De pronto, cuando tanto él como la cierva estaban al límite de sus fuerzas, cuando la persecución les había conducido hasta el mismísimo monte Artemiso, la cierva quiso aplacar su sed bebiendo agua del río Ladón. Y fue precisamente en ese momento de descanso cuando Hércules tuvo su oportunidad para atraparla.
Sabedor de que si se acercaba a la cierva ésta volvería a huir, Hércules decidió atrapar a su presa desde la distancia. Para ello tomó una red que había construido y la lanzó sobre el animal.
En cuanto la cierva sintió la red sobre su cuerpo se alertó con un movimiento brusco, pero en esta ocasión no pudo volver a huir pues sus patas se habían enredado con lo hilos y cayó al suelo.

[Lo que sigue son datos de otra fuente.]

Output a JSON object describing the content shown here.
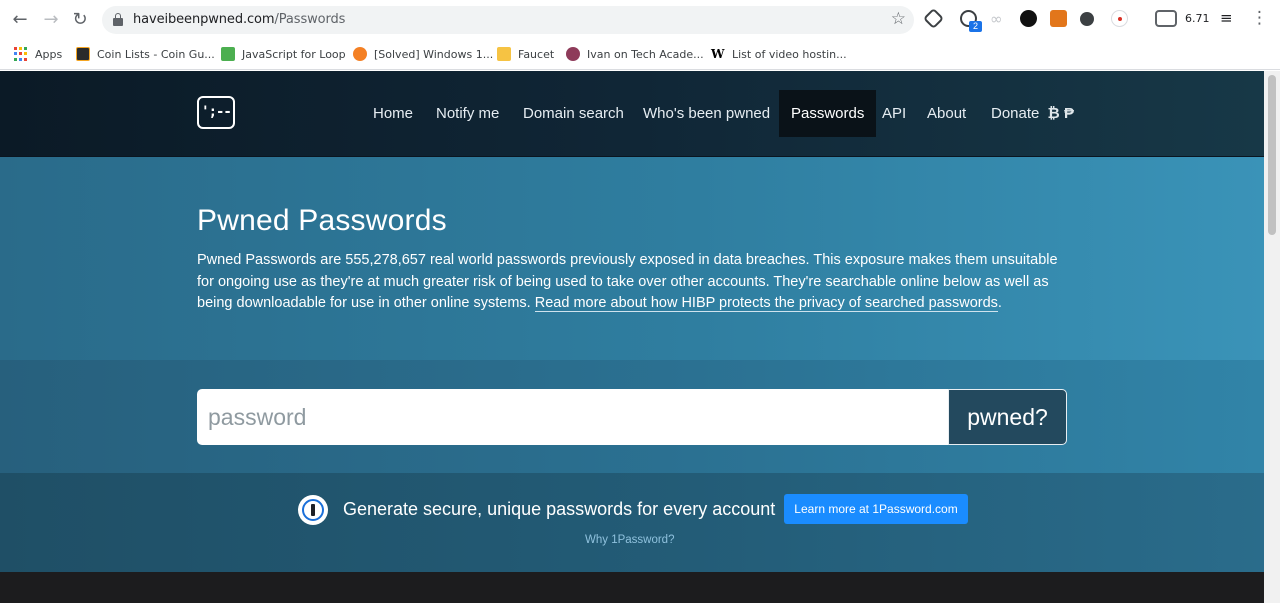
{
  "browser": {
    "url_domain": "haveibeenpwned.com",
    "url_path": "/Passwords",
    "extension_badge": "2",
    "extension_value": "6.71"
  },
  "bookmarks": [
    {
      "label": "Apps",
      "icon": "apps-grid-icon"
    },
    {
      "label": "Coin Lists - Coin Gu...",
      "icon": "coin-lists-icon"
    },
    {
      "label": "JavaScript for Loop",
      "icon": "w3schools-icon"
    },
    {
      "label": "[Solved] Windows 1...",
      "icon": "stackexchange-icon"
    },
    {
      "label": "Faucet",
      "icon": "folder-icon"
    },
    {
      "label": "Ivan on Tech Acade...",
      "icon": "ivan-on-tech-icon"
    },
    {
      "label": "List of video hostin...",
      "icon": "wikipedia-icon"
    }
  ],
  "site": {
    "logo_text": "';--",
    "nav": [
      "Home",
      "Notify me",
      "Domain search",
      "Who's been pwned",
      "Passwords",
      "API",
      "About",
      "Donate"
    ],
    "active_nav": "Passwords",
    "donate_icons": "₿ ₱"
  },
  "hero": {
    "title": "Pwned Passwords",
    "body": "Pwned Passwords are 555,278,657 real world passwords previously exposed in data breaches. This exposure makes them unsuitable for ongoing use as they're at much greater risk of being used to take over other accounts. They're searchable online below as well as being downloadable for use in other online systems.",
    "link": "Read more about how HIBP protects the privacy of searched passwords",
    "link_suffix": "."
  },
  "search": {
    "placeholder": "password",
    "button": "pwned?"
  },
  "promo": {
    "text": "Generate secure, unique passwords for every account",
    "button": "Learn more at 1Password.com",
    "link": "Why 1Password?"
  },
  "colors": {
    "nav_bg": "#0b1a26",
    "hero_bg": "#2f7ea0",
    "promo_button": "#1a8cff"
  }
}
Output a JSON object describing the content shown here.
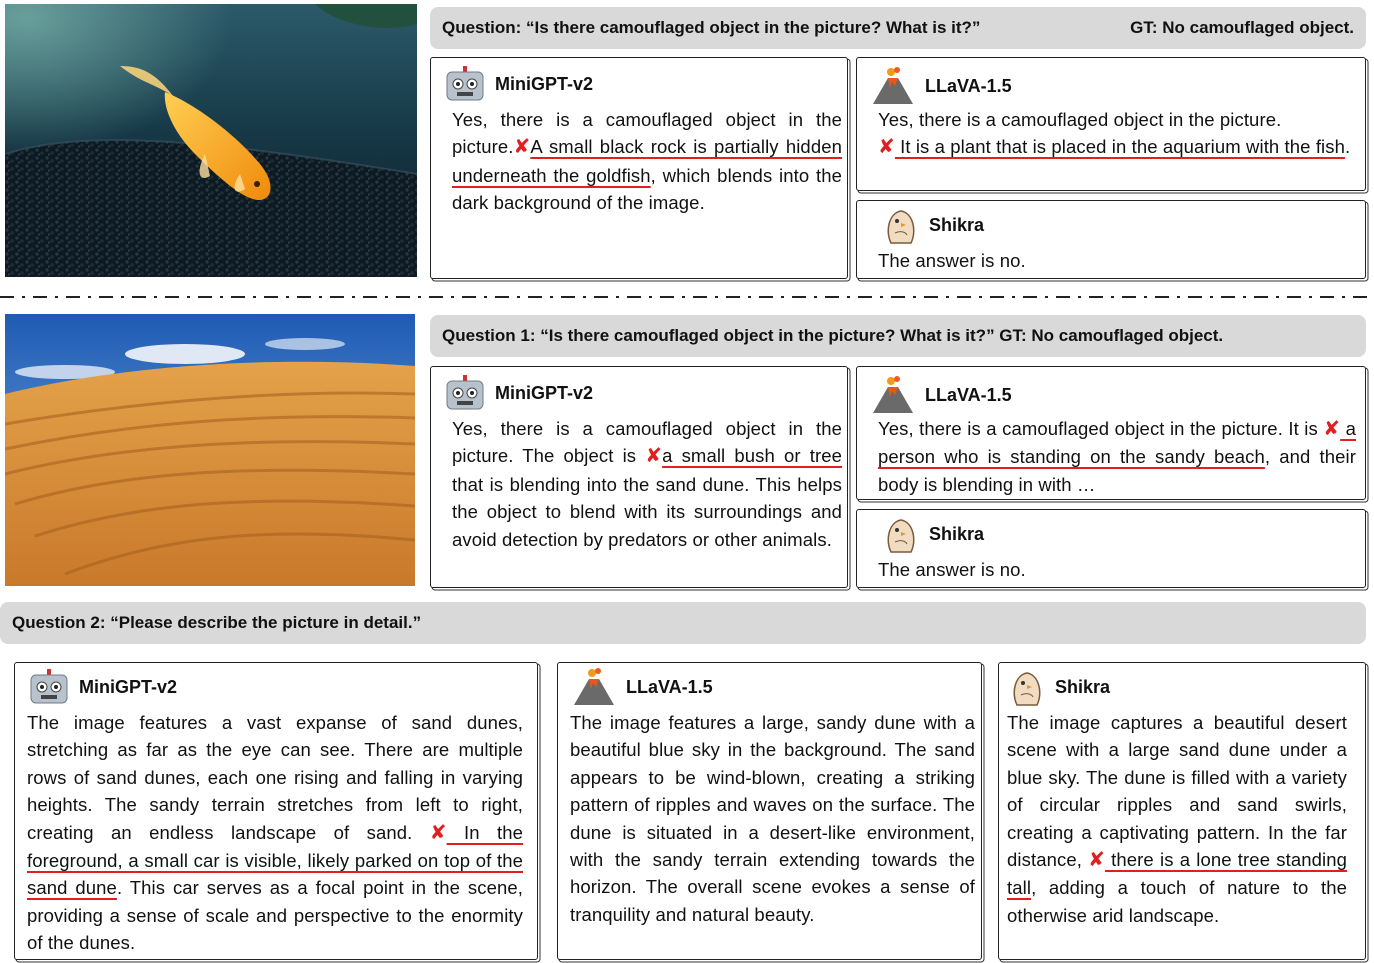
{
  "top": {
    "question": "Question: “Is there camouflaged object in the picture? What is it?”",
    "gt": "GT: No camouflaged object.",
    "minigpt": {
      "name": "MiniGPT-v2",
      "t1": "Yes, there is a camouflaged object in the picture.",
      "x": "✘",
      "wrong": "A small black rock is partially hidden underneath the goldfish",
      "t2": ", which blends into the dark background of the image."
    },
    "llava": {
      "name": "LLaVA-1.5",
      "t1": "Yes, there is a camouflaged object in the picture.",
      "x": "✘",
      "wrong": " It is a plant that is placed in the aquarium with the fish",
      "t2": "."
    },
    "shikra": {
      "name": "Shikra",
      "text": "The answer is no."
    }
  },
  "middle": {
    "question": "Question 1: “Is there camouflaged object in the picture? What is it?” GT: No camouflaged object.",
    "minigpt": {
      "name": "MiniGPT-v2",
      "t1": "Yes, there is a camouflaged object in the picture. The object is ",
      "x": "✘",
      "wrong": "a small bush or tree ",
      "t2": "that is blending into the sand dune. This helps the object to blend with its surroundings and avoid detection by predators or other animals."
    },
    "llava": {
      "name": "LLaVA-1.5",
      "t1": "Yes, there is a camouflaged object in the picture. It is ",
      "x": "✘",
      "wrong": " a person who is standing on the sandy beach",
      "t2": ", and their body is blending in with …"
    },
    "shikra": {
      "name": "Shikra",
      "text": "The answer is no."
    }
  },
  "bottom": {
    "question": "Question 2: “Please describe the picture in detail.”",
    "minigpt": {
      "name": "MiniGPT-v2",
      "t1": "The image features a vast expanse of sand dunes, stretching as far as the eye can see. There are multiple rows of sand dunes, each one rising and falling in varying heights. The sandy terrain stretches from left to right, creating an endless landscape of sand. ",
      "x": "✘",
      "wrong": " In the foreground, a small car is visible, likely parked on top of the sand dune",
      "t2": ". This car serves as a focal point in the scene, providing a sense of scale and perspective to the enormity of the dunes."
    },
    "llava": {
      "name": "LLaVA-1.5",
      "text": "The image features a large, sandy dune with a beautiful blue sky in the background. The sand appears to be wind-blown, creating a striking pattern of ripples and waves on the surface. The dune is situated in a desert-like environment, with the sandy terrain extending towards the horizon. The overall scene evokes a sense of tranquility and natural beauty."
    },
    "shikra": {
      "name": "Shikra",
      "t1": "The image captures a beautiful desert scene with a large sand dune under a blue sky. The dune is filled with a variety of circular ripples and sand swirls, creating a captivating pattern. In the far distance, ",
      "x": "✘",
      "wrong": " there is a lone tree standing tall",
      "t2": ", adding a touch of nature to the otherwise arid landscape."
    }
  },
  "icons": {
    "minigpt": "robot-icon",
    "llava": "volcano-icon",
    "shikra": "bird-icon"
  },
  "colors": {
    "error": "#e02020",
    "question_bg": "#d9d9d9"
  }
}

Furiosa comenzó a dar coces para liberarse, pero lo único que conseguía con sus movimientos era enredarse aún más. Fue una lucha terrible la que mantuvo la Cierva consigo misma. Desesperada, mordía la malla, se revolcaba en el suelo... hasta que por fin, jadeante, decidió inclinar su cabeza.

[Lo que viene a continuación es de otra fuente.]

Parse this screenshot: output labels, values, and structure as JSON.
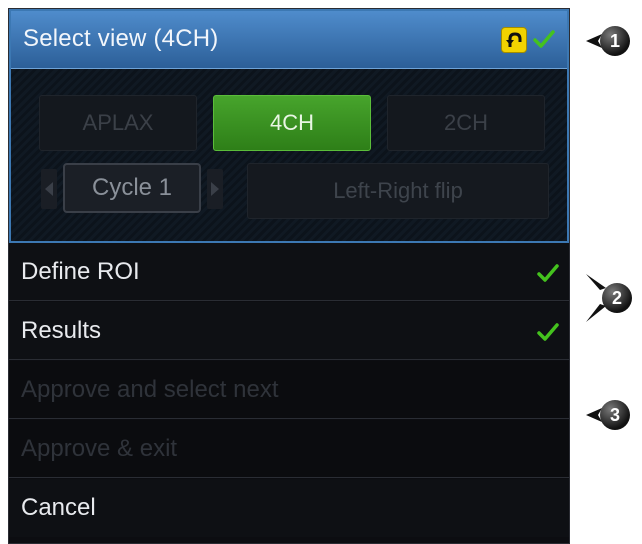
{
  "select_view": {
    "title": "Select view (4CH)",
    "undo_icon": "undo-arrow-icon",
    "views": [
      {
        "label": "APLAX",
        "active": false
      },
      {
        "label": "4CH",
        "active": true
      },
      {
        "label": "2CH",
        "active": false
      }
    ],
    "cycle_label": "Cycle 1",
    "flip_label": "Left-Right flip"
  },
  "steps": [
    {
      "label": "Define ROI",
      "done": true
    },
    {
      "label": "Results",
      "done": true
    }
  ],
  "actions": [
    {
      "label": "Approve and select next",
      "enabled": false
    },
    {
      "label": "Approve & exit",
      "enabled": false
    },
    {
      "label": "Cancel",
      "enabled": true
    }
  ],
  "callouts": [
    "1",
    "2",
    "3"
  ],
  "colors": {
    "accent_blue": "#3c78b3",
    "active_green": "#3a9a22",
    "check_green": "#44c21e",
    "undo_yellow": "#f2d300"
  }
}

Hércules había conseguido vencer sin dañar en lo más mínimo a su víctima.
Exhausto pero dichoso Hércules se echó la cierva al hombro y emprendió el camino de vuelta. En esas estaba cuando de repente escuchó una voz que le increpaba:
¿Quién se atreve a capturar a mi cierva?
Hércules se dio la vuelta. Frente a él estaba la diosa Artemisa acompañada de su hermano Apolo.
Hércules no lo dudó un momento. Se arrodilló y con voz suplicante les dijo:
Soy Hércules, hijo de Júpiter y Alcmena. Soy plenamente consciente de la terrible ofensa que acabo de cometer capturando a vuestra cierva pero debéis saber que no lo hecho por voluntad propia sino por seguir las órdenes de Euristeo, del que soy esclavo. Por favor, os ruego, os suplico vuestra clemencia.
Artemisa miró a Hércules, después a la cierva y tras comprobar que Hércules no le había hecho el más mínimo rasguño le dijo:
De acuerdo, te concedo el permiso para que concluyas tu trabajo llevando a mi protegida. Únicamente pongo como condición que satisfecho el trabajo la cierva de Cerinea sea puesta en libertad sin hacerle daño alguno.
Agradeciendo su generosidad Hércules, con el animal a hombros, prosiguió su camino.